Glória nacional

Em 1979, o Internacional saiu-se campeão brasileiro de forma invencível. Havia na equipe alguns remanescentes dos times campeões de 1975 e 1976. Os setenta foram os anos dourados do clube das camisas encarnadas. Faço chistes com amigos gremistas contemporâneos, dizendo-lhes que eu, sim, tive infância e adolescência felizes. Raros eram os grenais perdidos, o colorado enfileirou oito títulos seguidos do gauchão e culminou a década como tri-campeão nacional. Só nos preocupávamos com o Iúra. Não era o Grêmio o nosso adversário. Era o Iúra, capaz de fazer gol aos 14 segundos de um grenal. Iúra era a nossa preocupação.

O bolo colorado tinha uma cereja para os montenegrinos. Um centroavante chamado Tadeu. Tadeu meteu três gols em uma partida amistosa contra o Flamengo, em um daqueles jogos tão comuns naqueles tempos, de colocação de faixas nos peitos dos campeões. A estes fatos, chamo de infância e adolescência felizes.

O que nos entretinha era ouvir pelas rádios de Porto Alegre as narrações épicas dos locutores, quando transmissões televisivas eram mais raras, fosse pela tecnologia incipiente, fosse porque a transmissão ao vivo roubava público e renda dos estádio. Sim, gurizada, houve esse tempo. Depois, íamos para os campinhos, tentar reproduzir os grandes derby em meio às rosetas ou em chão de terra.

O tempo se encarrega de nos trazer cuidados outros, que não sejam ganhar ou perder grenal.
O ano do último título nacional do Inter, foi o ano dos meus 17. É o ponto a partir do qual o imberbe rapaz pensa em comprar seu primeiro barbeador. É a primeira de todas as encruzilhadas que a vida se nos apresentará. Psiquê e hormônios te arrebatam da inocência da aurora da vida que os anos não trazem mais.

Em 1979, aprendi que devia sonhar com a volta do irmão do Henfil que partira em um rabo de foguete. Quando a estação orbital americana Skylab despencou do céu em 11 de julho daquele ano, pensei que fosse a volta do Betinho, o irmão do Henfil. Não era, mas prenunciou a volta de muita gente que partira para o exterior, não em um rabo de foguete, mas sob mira dos fuzis do regime militar. Aprendi que devia propugnar por uma lei de anistia ampla, geral e irrestrita, que remisse os pecados de todos. Em 28 de agosto do ano do meus 17, o general-Presidente João Baptista de Figueiredo promulgou a lei que permitiu o retorno messiânico dos exilados.

Aos 17, eu tinha utopias. Como disse Eduardo Galeano, utopia serve para nos manter em perseguição ao horizonte.

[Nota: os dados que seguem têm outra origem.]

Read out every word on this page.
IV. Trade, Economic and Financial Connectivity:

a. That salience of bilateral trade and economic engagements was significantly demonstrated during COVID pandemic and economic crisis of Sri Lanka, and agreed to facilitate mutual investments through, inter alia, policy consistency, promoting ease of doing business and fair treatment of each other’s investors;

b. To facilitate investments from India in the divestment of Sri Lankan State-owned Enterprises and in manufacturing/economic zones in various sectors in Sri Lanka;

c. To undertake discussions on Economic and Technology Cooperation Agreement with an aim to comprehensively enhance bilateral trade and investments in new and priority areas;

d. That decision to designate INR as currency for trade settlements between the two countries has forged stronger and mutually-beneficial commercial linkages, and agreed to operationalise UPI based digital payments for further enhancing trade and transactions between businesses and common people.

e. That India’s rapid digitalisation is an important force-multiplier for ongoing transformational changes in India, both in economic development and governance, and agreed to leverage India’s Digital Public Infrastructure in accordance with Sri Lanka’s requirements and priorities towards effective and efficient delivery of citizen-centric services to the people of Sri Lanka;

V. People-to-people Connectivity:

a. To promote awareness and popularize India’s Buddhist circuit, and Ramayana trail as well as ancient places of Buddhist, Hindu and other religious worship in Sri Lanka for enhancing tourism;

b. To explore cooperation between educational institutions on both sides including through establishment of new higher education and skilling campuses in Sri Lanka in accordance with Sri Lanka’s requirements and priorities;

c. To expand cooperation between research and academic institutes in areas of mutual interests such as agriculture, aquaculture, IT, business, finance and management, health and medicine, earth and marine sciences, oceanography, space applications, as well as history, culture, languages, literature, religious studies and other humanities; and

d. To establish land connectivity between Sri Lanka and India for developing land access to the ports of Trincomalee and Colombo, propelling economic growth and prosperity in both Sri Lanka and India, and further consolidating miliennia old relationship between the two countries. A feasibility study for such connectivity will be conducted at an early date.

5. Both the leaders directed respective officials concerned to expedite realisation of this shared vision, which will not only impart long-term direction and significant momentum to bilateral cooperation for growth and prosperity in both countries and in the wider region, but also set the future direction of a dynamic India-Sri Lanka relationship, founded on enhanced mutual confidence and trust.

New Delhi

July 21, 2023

A cada passo que damos, o horizonte se distancia outro passo. Utopia serve para nos manter em marcha.

Esperava de verdade que os políticos repatriados trouxessemo reino de Deus à terra brasilis, em que justiça e igualdade levassem a que meus pais ainda pudessem usufruir das alegrias da vida e não tivessem que suspirar profundamente a cada necessidade básica suas ou dos filhosnão atendidas.

Um guri minimamente politizado, há de pensar que todo o mal está no establishment e que bastaria descontinuá-lo para que haja cura para aangústia existencial.

Os meus heróis morreram todos de overdose. Corrupção, umbiguismo, aquela droga que nos leva a focar no próprio umbigo, desconsiderando a nuanças de alteridade. Aos meus heróis coube-lhes construir utopias próprias, escondidas nas parlapatices democráticas e humanistas, desconsideradas se poder e dinheiro lhes forem entregues em troca.

Chico Anísio ilustrou muito bem esta condição pela boca de seu personagem Justo Veríssimo que, Veríssimo, não era justo.“Pobre tem que morrer. Eu quero é me dar bem”, era o bordão do personagem.
Em um dos próximos fins-de-semana, o Inter será outra vez campeão brasileiro, 41 anos depois. É a minha utopia presente.